Ab initio optimization principle for the ground states of translationally invariant strongly correlated quantum lattice models

TL;DR

This paper introduces the ab initio optimization principle (AOP), a new numerical scheme for efficiently simulating the ground states of translationally invariant strongly correlated quantum lattice models by transforming the problem into a local optimization task.

Contribution

It proposes AOP and tensor ring decomposition (TRD) as novel methods that unify and extend existing tensor network algorithms for quantum many-body ground state simulations.

Findings

AOP effectively simulates ground states using local optimization.

TRD simplifies tensor network contractions via self-consistent equations.

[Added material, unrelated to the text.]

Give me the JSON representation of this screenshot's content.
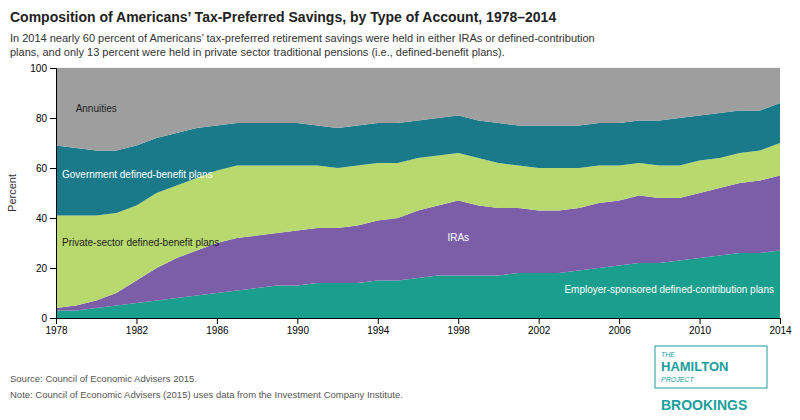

AOP unifies various established methods like DMRG and iTEBD.

Abstract

In this work, a simple and fundamental numeric scheme dubbed as ab-initio optimization principle (AOP) is proposed for the ground states of translational invariant strongly-correlated quantum lattice models. The idea is to transform a nondeterministic-polynomial-hard ground state simulation with infinite degrees of freedom into a single optimization problem of a local function with finite number of physical and ancillary degrees of freedom. This work contributes mainly in the following aspects: 1) AOP provides a simple and efficient scheme to simulate the ground state by solving a local optimization problem. Its solution contains two kinds of boundary states, one of which play the role of the entanglement bath that mimic the interactions between a supercell and the infinite environment, and the other give the ground state in a tensor network (TN) form. 2) In the sense of TN, a novel decomposition named as tensor ring decomposition (TRD) is proposed to implement AOP. Instead of following the contraction-truncation scheme used by many existing TN-based algorithms, TRD solves the contraction of a uniform TN in an opposite clue by encoding the contraction in a set of self-consistent equations that automatically reconstruct the whole TN, making the simulation simple and unified; 3) AOP inherits and develops the ideas of different well-established methods, including the density matrix renormalization group (DMRG), infinite time-evolving block decimation (iTEBD), network contractor dynamics, density matrix embedding theory, and etc., providing a unified perspective that is previously missing in this fields; 4) AOP as well as TRD gives novel implications to existing TN-based algorithms: a modified iTEBD is suggested and the 2D AOP is argued to be an intrinsic 2D extension of DMRG that is based on infinite projected entangled pair state.